DEMAND for new cars in recession-struck Europe fell to a 17-year low in 2012, according to industry figures released yesterday.
Yet motorists in the UK are bucking the downward trend seen elsewhere on the continent.
Passenger car registrations across the European Union plummeted by 8.2 per cent last year – the sharpest decline since 1993.
And the year ended on a particularly harsh note for the car industry, with registrations down 16.3 per cent in December compared to the same month a year earlier.
“Over the whole year , demand for new cars reached the lowest level recorded since 1995, totalling 12,053,904 units,” the report by the European Automobile Manufacturers’ Association (ACEA) said.
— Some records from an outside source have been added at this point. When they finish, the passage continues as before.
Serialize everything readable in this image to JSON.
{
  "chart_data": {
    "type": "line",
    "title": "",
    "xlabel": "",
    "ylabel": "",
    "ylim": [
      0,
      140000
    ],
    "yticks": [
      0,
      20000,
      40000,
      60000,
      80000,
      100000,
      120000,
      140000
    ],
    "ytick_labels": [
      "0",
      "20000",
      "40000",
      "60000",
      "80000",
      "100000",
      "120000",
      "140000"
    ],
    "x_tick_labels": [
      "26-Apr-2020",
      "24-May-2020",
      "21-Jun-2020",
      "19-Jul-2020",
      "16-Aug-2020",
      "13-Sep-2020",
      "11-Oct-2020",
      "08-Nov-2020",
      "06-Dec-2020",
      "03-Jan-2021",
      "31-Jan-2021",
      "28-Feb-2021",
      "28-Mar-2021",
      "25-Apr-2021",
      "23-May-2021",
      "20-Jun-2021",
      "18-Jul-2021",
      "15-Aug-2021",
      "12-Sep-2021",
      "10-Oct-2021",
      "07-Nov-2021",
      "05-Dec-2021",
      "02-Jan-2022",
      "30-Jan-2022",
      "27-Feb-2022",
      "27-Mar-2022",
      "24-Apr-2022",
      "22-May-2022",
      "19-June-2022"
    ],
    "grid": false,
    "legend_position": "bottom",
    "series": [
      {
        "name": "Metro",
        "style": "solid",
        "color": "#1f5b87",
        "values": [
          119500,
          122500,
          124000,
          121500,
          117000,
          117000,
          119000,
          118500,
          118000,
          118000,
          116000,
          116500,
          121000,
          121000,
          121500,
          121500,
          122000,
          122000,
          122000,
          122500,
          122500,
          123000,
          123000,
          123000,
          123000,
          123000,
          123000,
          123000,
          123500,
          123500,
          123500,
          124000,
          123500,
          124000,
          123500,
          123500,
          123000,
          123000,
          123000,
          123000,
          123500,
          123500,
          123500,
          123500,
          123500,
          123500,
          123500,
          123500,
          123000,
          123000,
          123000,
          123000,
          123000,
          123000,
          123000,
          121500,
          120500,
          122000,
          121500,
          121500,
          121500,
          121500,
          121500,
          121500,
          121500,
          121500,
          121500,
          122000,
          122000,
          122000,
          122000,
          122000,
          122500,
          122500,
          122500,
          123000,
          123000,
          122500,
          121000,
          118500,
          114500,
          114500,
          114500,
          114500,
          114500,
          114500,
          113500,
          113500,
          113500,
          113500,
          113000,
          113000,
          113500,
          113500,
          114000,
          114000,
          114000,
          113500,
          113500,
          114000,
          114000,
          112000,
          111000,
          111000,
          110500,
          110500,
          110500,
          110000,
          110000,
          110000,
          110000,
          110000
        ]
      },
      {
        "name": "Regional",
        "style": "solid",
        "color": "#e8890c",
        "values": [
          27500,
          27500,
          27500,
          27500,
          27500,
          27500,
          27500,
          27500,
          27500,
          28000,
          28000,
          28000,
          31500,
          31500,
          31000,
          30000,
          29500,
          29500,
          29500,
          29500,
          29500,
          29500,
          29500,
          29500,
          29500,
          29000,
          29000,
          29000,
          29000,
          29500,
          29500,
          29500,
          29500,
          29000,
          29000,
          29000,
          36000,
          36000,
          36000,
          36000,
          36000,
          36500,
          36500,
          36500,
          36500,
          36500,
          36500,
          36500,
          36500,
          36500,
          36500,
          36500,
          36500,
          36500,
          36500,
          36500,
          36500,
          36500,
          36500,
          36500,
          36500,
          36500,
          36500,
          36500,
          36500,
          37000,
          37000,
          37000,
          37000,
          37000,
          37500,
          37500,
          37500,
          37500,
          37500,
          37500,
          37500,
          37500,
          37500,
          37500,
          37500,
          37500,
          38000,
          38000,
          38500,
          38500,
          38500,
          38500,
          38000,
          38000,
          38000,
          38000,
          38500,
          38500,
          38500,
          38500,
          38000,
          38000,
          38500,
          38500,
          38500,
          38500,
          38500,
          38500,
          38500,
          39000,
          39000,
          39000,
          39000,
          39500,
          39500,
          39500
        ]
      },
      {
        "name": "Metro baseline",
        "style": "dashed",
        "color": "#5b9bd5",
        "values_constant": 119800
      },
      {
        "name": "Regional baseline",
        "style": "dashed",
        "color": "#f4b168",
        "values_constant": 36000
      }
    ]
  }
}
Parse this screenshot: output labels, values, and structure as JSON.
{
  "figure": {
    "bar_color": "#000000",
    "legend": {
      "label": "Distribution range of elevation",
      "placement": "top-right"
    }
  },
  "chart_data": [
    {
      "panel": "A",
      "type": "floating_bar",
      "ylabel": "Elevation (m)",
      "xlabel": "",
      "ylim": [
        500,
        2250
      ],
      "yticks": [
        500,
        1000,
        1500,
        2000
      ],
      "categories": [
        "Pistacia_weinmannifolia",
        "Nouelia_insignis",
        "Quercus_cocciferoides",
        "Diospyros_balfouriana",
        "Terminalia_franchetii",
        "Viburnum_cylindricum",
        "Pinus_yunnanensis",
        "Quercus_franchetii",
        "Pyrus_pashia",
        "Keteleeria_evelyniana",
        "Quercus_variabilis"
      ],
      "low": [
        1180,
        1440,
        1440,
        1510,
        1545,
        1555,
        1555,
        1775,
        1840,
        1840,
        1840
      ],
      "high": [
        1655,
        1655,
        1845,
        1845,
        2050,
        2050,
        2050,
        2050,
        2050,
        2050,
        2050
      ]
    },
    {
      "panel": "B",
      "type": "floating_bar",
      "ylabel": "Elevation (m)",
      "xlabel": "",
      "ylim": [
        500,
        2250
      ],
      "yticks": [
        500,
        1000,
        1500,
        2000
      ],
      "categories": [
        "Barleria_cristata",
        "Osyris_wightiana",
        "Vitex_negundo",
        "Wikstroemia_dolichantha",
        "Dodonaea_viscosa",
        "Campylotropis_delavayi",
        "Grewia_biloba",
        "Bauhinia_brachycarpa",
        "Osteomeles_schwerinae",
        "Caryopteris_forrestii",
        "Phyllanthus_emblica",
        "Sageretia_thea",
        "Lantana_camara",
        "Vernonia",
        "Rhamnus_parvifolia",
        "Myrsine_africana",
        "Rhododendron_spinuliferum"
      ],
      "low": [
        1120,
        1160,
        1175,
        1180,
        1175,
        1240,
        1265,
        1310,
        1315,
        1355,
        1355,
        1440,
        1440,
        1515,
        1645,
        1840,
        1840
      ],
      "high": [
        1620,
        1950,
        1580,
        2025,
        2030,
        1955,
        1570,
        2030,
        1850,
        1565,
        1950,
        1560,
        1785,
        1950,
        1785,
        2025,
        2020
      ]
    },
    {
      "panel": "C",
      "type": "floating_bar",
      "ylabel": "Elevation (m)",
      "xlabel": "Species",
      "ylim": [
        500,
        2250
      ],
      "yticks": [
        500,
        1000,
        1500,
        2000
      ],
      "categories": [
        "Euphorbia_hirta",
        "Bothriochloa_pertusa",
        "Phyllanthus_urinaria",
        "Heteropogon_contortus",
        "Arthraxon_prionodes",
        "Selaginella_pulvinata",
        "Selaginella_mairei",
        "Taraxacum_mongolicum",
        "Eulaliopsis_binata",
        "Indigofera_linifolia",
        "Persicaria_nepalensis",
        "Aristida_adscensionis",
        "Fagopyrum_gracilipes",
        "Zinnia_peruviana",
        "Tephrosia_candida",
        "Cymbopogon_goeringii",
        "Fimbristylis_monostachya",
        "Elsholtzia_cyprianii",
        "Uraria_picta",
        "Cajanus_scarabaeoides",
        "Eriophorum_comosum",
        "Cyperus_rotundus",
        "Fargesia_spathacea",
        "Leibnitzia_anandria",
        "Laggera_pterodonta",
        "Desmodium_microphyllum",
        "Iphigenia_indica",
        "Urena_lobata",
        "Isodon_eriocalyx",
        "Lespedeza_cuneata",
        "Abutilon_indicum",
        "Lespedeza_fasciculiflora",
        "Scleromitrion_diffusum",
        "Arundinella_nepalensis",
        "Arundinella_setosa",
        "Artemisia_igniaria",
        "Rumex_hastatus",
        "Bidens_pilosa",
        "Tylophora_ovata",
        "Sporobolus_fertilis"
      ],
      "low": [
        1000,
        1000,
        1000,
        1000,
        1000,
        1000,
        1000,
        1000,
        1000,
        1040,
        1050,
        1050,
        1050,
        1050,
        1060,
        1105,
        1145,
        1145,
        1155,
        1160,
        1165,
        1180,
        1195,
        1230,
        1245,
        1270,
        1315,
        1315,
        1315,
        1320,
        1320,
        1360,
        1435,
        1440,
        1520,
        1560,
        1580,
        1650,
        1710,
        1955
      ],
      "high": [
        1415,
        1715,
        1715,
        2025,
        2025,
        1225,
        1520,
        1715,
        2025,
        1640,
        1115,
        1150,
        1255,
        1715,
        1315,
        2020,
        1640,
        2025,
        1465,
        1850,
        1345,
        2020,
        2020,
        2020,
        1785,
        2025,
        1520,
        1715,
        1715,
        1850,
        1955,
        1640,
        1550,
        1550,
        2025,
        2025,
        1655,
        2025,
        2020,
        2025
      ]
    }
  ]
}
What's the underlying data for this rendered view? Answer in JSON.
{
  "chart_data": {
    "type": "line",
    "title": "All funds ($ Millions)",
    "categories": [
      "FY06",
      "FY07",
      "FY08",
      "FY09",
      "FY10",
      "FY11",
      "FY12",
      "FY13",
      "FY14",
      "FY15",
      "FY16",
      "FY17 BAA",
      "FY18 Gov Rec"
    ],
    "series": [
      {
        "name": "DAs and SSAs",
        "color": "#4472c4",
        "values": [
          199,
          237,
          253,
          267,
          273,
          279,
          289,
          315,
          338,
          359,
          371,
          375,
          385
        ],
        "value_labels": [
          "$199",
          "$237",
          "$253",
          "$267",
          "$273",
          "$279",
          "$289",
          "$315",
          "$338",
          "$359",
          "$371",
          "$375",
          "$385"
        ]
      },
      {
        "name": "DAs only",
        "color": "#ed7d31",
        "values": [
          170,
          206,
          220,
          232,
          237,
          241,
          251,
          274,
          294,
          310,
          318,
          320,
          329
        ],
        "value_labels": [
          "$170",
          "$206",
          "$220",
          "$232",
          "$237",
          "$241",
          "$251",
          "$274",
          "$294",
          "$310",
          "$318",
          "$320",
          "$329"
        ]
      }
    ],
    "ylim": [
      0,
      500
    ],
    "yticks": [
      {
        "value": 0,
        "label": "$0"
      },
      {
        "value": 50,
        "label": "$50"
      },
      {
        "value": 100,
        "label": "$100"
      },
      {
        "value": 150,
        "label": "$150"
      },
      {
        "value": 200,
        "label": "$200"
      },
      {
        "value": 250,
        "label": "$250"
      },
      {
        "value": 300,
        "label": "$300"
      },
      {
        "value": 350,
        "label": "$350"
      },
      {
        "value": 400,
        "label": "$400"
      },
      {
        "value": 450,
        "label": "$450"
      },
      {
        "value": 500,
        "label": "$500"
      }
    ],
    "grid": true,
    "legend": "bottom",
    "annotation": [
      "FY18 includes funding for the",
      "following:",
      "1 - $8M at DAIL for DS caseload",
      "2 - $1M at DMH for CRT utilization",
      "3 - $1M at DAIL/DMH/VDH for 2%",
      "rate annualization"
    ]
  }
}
However, the figures showed registrations in the UK growing by 5.3 per cent last year, in contrast to the gloom in most other peer countries.
In Germany registrations were down 2.9 per cent, yet in neighbouring France they plunged 13.9 per cent.
In Spain and Italy car registrations in 2012 were down 13.4 per cent and 19.9 per cent respectively.
“The actual decline is much worse than the statistics would have us believe as sales figures for the year were artificially inflated as a result of self-registrations by dealers and automakers, especially in the region’s biggest market, Germany,” said Ernst & Young partner Peter Fuss.
Even Germany’s mighty Volkswagen suffered a drop in sales, according to the ACEA. Yet South Korean brands Hyundai and Kia, which are making an aggressive push in Europe, proved it is possible to expand sales even during a grim economic downturn.